San Pedro Cholula
San Pedro Cholula is located 8 km (4.97 miles) west of the city of Puebla, at 2,146.00 meters (7,040.68 feet) height over sea level. It faces the beautiful landscape of the perpetually snowed volcanoes: Popocatepetl and Iztaccihuatl. It was founded in the year 500 b.C.“Cholula” has been translated from the Nahuatl language as “water falling in the runaway site”. This is related with the arrival at the valley of Toltec groups drove out of Tula around the year 1000 a.C. Indeed, it was the Toltecs who established here the greatest ceremonial center in the Anahuac, turning Cholula into the “sacred city”.
One of the landmarks of the city is the Grand Pyramid, crowned by the sanctuary consecrated to the Our Lady Virgen de los Remedios.
During the conquest this sanctuary became the superposition symbol of the Catholic Church over the greatest Pyramid in the indigenous world, consecrated until that time, to God Quetzalcoatl.
The Grand Pyramid we see today as a natural hill, offers a sight of an important 62.00 meters (203.42 feet) height adobe–mass, which by the measurements of its base, approximately 400 meters (1,312.34 feet) on each side, it is considered the largest one in the world in total volume
The Pyramid has been explored through tunnels, allowing the discovery of several constructions superimposed. As in other places in Mexico, each new culture covered the former one. This is how we come to find different architecture styles in Cholula, which form the Pyramid of superimposed stories with different features, among which one may appreciate the Olmec and the Teotihuacan architectures.
The city has also beautiful samples of the Colonial architecture and the largest main square in Mexico, second only to Mexico City's.
A monumental complex encircles this huge plaza formed by Saint Gabriel Church and Convent, the Church of the Third Order, the Royal Chapel with its chapels, its atriums and the Franciscan Library Fray Bernardino de Sahagún, the Saint Peter Parrish, the "Casa del Caballero Aguila" (House of the Eagle Lord) Museum and the Guerrero Arcades.
It has been said that Cholula has 365 churches, according a legend arisen during the conquest.
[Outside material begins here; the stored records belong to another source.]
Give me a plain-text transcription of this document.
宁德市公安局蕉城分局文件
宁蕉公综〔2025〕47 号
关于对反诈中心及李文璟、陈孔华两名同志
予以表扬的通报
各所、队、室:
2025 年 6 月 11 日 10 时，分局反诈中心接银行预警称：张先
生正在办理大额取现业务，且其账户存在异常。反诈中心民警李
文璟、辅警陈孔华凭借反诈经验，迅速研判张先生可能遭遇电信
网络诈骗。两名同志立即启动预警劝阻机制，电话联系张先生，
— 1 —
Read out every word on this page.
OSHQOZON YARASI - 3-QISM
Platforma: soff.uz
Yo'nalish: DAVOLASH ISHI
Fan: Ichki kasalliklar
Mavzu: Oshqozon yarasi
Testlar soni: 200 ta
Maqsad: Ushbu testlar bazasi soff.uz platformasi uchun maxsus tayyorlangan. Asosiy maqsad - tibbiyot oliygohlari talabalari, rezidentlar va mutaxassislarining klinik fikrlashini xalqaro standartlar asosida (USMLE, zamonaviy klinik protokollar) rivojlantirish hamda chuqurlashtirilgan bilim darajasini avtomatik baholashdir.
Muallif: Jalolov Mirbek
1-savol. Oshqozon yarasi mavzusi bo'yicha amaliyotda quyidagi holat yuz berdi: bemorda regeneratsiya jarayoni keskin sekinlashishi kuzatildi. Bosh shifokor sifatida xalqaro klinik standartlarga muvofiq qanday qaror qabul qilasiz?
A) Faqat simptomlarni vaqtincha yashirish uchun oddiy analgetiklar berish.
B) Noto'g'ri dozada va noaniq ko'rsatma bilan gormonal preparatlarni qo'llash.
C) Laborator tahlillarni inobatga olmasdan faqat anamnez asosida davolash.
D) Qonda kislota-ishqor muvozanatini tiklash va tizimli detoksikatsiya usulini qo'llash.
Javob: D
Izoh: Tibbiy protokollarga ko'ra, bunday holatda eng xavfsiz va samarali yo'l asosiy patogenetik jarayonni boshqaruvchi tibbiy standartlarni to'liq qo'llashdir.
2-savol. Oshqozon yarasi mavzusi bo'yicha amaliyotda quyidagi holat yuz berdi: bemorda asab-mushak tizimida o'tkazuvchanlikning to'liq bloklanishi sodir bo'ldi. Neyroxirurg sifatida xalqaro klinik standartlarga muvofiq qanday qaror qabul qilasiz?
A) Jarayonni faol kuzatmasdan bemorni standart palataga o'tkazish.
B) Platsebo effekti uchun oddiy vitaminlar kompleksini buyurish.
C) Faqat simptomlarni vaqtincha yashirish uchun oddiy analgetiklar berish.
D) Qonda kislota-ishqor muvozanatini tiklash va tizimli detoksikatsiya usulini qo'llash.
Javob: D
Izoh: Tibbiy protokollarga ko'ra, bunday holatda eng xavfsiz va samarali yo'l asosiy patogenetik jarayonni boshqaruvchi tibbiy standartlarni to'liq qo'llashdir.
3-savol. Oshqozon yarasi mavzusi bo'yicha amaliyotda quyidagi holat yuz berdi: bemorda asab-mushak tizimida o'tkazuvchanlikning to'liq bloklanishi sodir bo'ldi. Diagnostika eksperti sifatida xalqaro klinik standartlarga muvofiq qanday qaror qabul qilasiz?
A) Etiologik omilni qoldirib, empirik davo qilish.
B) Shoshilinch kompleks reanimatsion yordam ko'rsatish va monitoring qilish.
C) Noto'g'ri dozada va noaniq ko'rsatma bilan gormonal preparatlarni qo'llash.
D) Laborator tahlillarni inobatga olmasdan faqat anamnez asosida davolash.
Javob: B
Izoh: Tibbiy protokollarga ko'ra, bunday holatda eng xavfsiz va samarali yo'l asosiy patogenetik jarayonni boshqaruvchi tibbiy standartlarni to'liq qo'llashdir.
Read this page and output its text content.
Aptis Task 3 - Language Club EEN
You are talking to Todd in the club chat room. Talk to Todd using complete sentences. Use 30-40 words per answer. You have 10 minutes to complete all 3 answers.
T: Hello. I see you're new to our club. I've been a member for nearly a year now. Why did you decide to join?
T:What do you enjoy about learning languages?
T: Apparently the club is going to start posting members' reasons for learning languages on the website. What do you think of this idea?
The city was then called "the Rome of the Anahuac" because when gazed from a mosque, it seemed as full of towers and temples, as there are days in a year.
The Saint Gabriel Convent was built where there was once the Temple to God Quetzalcoatl.
The Royal Chapel in its original Arabic mosque style was originally established to indoctrinate the Indians. Today it features 7 naves already closed and it is decorated with 49 domes. Cholula has been a steadily occupied settlement with since the V Century b.C. That is why we can assert that Cholula is the oldest living city in America.